Comissão é enterrada sem votar relatório após meses de debate
• Relator é destituído por pressão de Cunha, e análise vai a plenário
Júnia Gama e Patricia Cagni – O Globo
BRASÍLIA - A comissão especial que discute a reforma política foi enterrada ontem sem a votação do relatório final produzido após 4 meses de discussões. Com a pressão do presidente da Câmara, Eduardo Cunha (PMDB-RJ), e de seus aliados, a reunião marcada para o início da tarde de ontem foi adiada, e, mais tarde, os parlamentares foram avisados de que fora cancelada. O relator Marcelo Castro (PMDB-PI) foi destituído, e o presidente da comissão, Rodrigo Maia (DEM-RJ), indicado por Cunha para relatar a reforma direto no plenário.
Cunha e Maia têm posição comum a favor do distritão, segundo o qual os candidatos mais votados são eleitos sem que se levem em conta os votos nos partidos. E ressurgiu outra possibilidade que havia sido sepultada há anos, o chamado distritão misto, no qual metade das vagas é escolhida pelo distritão, e a outra, por voto em lista partidária fechada. A apresentação do relatório está prevista para as 11h de hoje.

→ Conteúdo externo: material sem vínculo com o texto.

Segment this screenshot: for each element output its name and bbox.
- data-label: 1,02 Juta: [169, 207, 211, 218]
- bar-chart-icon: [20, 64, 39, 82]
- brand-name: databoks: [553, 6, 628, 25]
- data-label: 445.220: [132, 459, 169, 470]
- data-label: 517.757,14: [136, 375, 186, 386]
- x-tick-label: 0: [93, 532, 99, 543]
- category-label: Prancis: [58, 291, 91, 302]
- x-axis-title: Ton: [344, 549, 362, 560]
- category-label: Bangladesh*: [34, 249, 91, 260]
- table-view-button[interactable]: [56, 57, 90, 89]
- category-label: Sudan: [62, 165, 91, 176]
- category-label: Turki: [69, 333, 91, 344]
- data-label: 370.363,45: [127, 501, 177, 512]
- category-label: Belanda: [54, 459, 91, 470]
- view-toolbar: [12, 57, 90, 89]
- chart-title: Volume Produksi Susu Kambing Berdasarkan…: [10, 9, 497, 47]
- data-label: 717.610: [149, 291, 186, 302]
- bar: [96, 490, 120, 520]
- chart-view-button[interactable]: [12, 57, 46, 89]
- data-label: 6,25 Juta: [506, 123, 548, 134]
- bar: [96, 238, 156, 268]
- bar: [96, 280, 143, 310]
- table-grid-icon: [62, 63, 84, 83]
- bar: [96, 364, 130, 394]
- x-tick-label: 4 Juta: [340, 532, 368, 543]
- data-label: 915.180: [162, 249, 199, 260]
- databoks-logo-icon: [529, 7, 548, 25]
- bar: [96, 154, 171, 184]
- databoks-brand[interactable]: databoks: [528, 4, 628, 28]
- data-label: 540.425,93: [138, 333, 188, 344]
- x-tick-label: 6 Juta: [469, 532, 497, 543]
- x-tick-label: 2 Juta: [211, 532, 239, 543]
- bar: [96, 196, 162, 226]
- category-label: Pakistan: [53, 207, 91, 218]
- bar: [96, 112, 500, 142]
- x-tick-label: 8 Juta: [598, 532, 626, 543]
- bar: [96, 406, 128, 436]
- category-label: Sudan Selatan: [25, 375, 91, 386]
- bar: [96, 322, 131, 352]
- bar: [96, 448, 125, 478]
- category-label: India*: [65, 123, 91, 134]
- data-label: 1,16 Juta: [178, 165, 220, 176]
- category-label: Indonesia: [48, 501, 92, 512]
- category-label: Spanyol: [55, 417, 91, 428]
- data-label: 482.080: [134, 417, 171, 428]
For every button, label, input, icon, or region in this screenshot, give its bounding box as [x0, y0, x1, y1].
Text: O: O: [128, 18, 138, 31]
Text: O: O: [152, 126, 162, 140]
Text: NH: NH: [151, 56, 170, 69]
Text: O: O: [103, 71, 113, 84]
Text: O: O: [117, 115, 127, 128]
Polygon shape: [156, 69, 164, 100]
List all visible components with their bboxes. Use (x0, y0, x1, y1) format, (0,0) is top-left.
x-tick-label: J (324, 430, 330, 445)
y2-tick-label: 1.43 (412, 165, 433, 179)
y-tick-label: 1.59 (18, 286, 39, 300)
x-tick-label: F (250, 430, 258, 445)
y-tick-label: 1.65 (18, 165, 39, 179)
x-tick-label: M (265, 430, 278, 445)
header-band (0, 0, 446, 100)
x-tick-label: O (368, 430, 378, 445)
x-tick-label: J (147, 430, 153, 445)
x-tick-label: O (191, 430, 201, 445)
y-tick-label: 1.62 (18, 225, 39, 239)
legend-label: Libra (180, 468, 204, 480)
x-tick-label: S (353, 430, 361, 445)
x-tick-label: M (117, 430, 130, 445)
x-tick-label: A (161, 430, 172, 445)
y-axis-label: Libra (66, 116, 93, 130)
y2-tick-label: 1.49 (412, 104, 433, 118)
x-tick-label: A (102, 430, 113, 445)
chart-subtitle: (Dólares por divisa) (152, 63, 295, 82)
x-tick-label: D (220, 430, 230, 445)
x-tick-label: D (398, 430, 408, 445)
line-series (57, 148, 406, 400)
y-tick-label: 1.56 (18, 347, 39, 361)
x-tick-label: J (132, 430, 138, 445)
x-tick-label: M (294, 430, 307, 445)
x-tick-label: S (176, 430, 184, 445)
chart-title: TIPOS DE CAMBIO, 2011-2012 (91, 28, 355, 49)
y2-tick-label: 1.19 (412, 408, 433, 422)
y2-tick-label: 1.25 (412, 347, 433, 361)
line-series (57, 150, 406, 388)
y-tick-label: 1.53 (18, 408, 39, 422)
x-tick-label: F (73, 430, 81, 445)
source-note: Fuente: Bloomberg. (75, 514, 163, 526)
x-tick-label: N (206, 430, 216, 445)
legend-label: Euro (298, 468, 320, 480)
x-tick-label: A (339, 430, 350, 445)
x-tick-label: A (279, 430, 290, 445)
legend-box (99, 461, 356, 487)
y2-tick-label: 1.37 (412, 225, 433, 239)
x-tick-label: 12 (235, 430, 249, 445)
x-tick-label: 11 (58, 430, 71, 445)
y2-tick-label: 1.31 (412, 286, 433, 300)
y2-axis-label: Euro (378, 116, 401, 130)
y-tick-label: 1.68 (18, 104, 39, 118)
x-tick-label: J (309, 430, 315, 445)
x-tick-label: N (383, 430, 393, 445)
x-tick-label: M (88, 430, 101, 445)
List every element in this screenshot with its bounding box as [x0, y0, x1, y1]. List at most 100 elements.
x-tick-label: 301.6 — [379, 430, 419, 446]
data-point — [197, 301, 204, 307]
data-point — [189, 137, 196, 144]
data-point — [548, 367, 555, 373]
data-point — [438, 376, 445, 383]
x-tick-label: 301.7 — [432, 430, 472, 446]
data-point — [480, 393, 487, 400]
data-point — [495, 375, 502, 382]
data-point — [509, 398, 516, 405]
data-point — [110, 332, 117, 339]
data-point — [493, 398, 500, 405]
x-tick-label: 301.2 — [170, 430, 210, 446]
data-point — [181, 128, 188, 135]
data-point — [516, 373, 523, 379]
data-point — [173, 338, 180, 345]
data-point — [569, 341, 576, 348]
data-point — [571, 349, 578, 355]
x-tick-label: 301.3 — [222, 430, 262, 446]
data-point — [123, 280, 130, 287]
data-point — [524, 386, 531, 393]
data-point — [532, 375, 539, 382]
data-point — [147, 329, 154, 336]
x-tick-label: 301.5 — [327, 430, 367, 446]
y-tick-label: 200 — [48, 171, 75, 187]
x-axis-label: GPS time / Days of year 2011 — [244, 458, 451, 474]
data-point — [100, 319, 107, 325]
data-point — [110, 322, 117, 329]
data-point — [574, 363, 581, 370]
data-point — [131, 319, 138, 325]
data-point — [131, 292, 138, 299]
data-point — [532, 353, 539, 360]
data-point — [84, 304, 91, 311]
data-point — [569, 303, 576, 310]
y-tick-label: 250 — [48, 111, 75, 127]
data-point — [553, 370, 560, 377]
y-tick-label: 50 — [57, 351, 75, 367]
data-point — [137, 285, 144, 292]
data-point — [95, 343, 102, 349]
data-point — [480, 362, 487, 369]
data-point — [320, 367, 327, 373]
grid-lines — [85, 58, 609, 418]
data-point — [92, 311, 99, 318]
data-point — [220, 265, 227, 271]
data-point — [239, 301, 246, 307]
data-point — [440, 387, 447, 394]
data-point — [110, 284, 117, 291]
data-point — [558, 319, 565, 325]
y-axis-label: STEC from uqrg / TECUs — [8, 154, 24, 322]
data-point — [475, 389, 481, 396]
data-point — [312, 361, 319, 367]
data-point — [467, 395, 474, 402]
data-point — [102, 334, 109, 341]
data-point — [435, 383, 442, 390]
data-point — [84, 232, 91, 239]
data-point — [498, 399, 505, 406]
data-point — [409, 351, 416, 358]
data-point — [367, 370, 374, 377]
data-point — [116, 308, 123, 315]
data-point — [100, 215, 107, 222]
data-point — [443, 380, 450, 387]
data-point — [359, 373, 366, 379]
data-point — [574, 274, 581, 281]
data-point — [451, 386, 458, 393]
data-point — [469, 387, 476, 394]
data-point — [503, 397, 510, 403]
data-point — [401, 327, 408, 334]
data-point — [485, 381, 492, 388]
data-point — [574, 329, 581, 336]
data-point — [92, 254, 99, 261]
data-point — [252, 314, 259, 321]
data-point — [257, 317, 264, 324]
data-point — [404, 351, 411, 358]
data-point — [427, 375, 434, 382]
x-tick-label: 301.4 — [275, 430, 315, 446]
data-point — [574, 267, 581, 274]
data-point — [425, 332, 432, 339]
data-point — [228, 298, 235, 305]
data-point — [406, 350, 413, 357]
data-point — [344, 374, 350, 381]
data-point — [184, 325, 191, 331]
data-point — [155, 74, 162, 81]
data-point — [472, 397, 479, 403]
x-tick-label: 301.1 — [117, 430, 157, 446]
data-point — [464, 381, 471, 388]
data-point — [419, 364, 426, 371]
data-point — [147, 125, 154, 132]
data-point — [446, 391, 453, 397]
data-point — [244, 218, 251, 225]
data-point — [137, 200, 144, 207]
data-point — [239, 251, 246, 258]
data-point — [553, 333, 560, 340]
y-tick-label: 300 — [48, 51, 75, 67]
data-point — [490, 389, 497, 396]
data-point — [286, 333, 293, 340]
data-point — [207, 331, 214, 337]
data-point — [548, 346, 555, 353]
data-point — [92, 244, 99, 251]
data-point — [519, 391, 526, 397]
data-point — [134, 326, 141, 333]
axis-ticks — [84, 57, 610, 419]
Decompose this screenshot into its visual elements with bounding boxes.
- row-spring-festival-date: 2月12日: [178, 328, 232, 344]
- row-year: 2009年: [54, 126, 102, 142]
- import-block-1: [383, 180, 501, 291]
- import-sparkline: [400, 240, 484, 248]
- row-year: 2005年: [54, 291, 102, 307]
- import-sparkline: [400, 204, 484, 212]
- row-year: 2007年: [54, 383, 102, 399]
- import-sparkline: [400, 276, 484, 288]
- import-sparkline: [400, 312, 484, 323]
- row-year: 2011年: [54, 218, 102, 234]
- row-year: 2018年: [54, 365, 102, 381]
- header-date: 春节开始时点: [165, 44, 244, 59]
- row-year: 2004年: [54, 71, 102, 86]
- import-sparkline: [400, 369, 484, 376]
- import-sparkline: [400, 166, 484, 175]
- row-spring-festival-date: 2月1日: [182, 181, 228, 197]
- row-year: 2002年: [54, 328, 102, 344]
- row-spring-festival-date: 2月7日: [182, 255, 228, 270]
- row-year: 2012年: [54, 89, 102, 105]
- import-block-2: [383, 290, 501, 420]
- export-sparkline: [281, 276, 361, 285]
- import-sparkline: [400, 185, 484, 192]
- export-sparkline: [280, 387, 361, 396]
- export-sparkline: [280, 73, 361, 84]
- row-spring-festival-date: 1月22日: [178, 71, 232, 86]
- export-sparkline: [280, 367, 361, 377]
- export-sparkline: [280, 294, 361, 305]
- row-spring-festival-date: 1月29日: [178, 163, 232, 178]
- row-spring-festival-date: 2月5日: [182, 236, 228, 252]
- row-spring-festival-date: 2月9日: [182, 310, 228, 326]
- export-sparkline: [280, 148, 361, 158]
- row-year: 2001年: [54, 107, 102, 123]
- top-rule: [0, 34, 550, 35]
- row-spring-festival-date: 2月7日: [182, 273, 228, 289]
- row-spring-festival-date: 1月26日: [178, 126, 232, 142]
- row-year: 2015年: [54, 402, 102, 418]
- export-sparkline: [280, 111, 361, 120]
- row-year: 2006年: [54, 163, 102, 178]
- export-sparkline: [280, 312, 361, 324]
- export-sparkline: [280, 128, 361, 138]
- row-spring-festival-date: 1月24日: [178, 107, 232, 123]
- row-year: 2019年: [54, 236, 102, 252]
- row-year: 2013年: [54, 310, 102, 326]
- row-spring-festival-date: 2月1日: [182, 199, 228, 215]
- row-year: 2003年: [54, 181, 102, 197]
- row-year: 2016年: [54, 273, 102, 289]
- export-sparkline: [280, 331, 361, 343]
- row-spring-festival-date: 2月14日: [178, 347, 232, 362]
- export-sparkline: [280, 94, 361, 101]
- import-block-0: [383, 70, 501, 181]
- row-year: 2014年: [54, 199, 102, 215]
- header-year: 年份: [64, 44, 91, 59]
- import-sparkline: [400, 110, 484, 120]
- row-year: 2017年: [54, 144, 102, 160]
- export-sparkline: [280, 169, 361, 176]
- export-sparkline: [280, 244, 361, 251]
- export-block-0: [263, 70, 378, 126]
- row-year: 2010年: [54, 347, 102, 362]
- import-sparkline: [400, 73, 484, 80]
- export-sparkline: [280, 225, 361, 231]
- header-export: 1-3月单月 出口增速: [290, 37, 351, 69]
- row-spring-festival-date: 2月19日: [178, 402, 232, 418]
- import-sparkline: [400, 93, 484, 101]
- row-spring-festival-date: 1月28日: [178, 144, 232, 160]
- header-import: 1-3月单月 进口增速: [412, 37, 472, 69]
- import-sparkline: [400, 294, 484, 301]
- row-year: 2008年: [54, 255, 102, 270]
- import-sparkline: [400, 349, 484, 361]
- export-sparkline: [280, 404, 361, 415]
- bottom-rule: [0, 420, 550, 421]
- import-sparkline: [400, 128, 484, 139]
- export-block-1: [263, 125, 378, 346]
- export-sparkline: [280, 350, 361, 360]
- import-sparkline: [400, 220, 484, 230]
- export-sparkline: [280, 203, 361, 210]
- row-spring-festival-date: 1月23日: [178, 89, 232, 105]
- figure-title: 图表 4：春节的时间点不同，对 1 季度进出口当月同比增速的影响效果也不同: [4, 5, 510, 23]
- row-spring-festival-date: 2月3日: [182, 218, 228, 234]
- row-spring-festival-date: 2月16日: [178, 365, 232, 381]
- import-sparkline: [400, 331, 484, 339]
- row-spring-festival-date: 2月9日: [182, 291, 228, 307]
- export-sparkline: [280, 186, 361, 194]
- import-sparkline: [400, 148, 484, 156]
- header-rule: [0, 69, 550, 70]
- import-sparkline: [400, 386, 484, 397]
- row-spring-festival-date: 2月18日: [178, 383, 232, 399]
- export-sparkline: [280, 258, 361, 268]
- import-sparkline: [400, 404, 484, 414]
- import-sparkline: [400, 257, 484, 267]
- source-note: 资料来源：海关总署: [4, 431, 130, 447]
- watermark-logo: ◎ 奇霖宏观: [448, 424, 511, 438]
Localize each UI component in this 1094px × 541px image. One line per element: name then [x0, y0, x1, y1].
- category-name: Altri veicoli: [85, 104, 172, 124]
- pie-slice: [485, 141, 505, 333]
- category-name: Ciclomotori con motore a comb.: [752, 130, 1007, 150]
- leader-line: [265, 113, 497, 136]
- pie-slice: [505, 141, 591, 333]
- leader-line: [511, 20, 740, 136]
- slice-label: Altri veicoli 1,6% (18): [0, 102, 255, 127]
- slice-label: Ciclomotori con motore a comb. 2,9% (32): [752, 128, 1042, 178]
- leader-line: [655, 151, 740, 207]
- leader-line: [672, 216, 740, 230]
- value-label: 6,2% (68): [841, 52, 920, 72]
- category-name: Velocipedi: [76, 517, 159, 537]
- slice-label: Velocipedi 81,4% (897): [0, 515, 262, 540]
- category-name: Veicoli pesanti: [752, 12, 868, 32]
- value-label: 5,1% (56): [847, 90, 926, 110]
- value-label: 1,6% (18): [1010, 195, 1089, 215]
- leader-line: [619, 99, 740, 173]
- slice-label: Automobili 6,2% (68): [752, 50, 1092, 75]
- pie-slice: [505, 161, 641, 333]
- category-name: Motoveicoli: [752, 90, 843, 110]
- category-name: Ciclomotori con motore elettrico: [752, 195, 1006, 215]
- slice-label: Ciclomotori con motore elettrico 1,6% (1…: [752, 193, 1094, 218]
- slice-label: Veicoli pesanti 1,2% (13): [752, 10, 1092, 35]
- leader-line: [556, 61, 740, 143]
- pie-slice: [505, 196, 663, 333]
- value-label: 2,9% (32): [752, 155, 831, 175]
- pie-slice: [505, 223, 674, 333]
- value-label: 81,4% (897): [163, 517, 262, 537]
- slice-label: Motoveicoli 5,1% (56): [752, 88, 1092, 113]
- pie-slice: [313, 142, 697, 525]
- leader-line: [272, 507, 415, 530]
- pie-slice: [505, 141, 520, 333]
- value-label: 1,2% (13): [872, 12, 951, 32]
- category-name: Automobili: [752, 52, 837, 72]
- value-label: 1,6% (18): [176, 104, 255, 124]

À noite, Cunha comandou reunião de líderes para definir a votação da reforma no plenário da Casa a partir de hoje, ignorando o relatório da comissão. Definiu-se que a votação será em grupos, nesta ordem: sistema eleitoral, financiamento de campanha, manutenção ou não da reeleição, tempo dos mandatos, coincidência das eleições, cota para mulheres, fim das coligações proporcionais, cláusula de barreira, voto obrigatório e dia da posse do presidente da República.
A decisão de cancelar a reunião da comissão mista gerou protestos. A justificativa oficial para o cancelamento foi "acordo entre os líderes". Mas ela foi contestada pelo PT e pelo PSOL.
- Não fui consultado. Não concordo com o cancelamento da reunião, tudo que eu sonhava era ter o relatório. Não foi com minha anuência, eu não participei dessa decisão - disse o líder do PT, Sibá Machado (AC).
- Explicam que a extinção da comissão foi decisão dos líderes. O do PSOL seguramente não foi consultado e não compactuaria com este golpe - disse o líder do PSOL, Chico Alencar (RJ).
Alguns deputados foram protestar na sala onde o encontro deveria ocorrer. Marcelo Castro atacou a decisão e disse que o cancelamento foi infundado:
- Não fizemos relatório para agradar ou desagradar a ninguém. Todo o acúmulo de conhecimento de 3 meses de trabalho será substituído por um documento construído em cinco minutos no plenário.
Cunha chegou a desautorizar Castro e defender sua saída da relatoria, quando o piauiense alegou que votaria contra seu próprio relatório, feito sob pressão da cúpula do PMDB. Outro ponto de discordância entre Cunha e o relatório da comissão é sobre financiamento. Cunha defende financiamento privado com doações das empresas a partidos e candidatos. No relatório, Castro define que as empresas só poderão doar a partidos.
Deputados que integraram a comissão reclamaram. Henrique Fontana (PT-RS) acusou Cunha de agir de forma "ditatorial".
Cunha disse que o relatório da comissão estava em "dissonância" com o que a maioria desejava Não descartou, porém, que a Casa acabe sem aprovar qualquer mudança, já que é preciso ao menos 308 votos para isso:
- A reforma pode sair ou pode não sair. Se não for aprovado nada, significa que a maioria dos deputados está satisfeita como está. Vai acabar com a hipocrisia de pregar reforma política.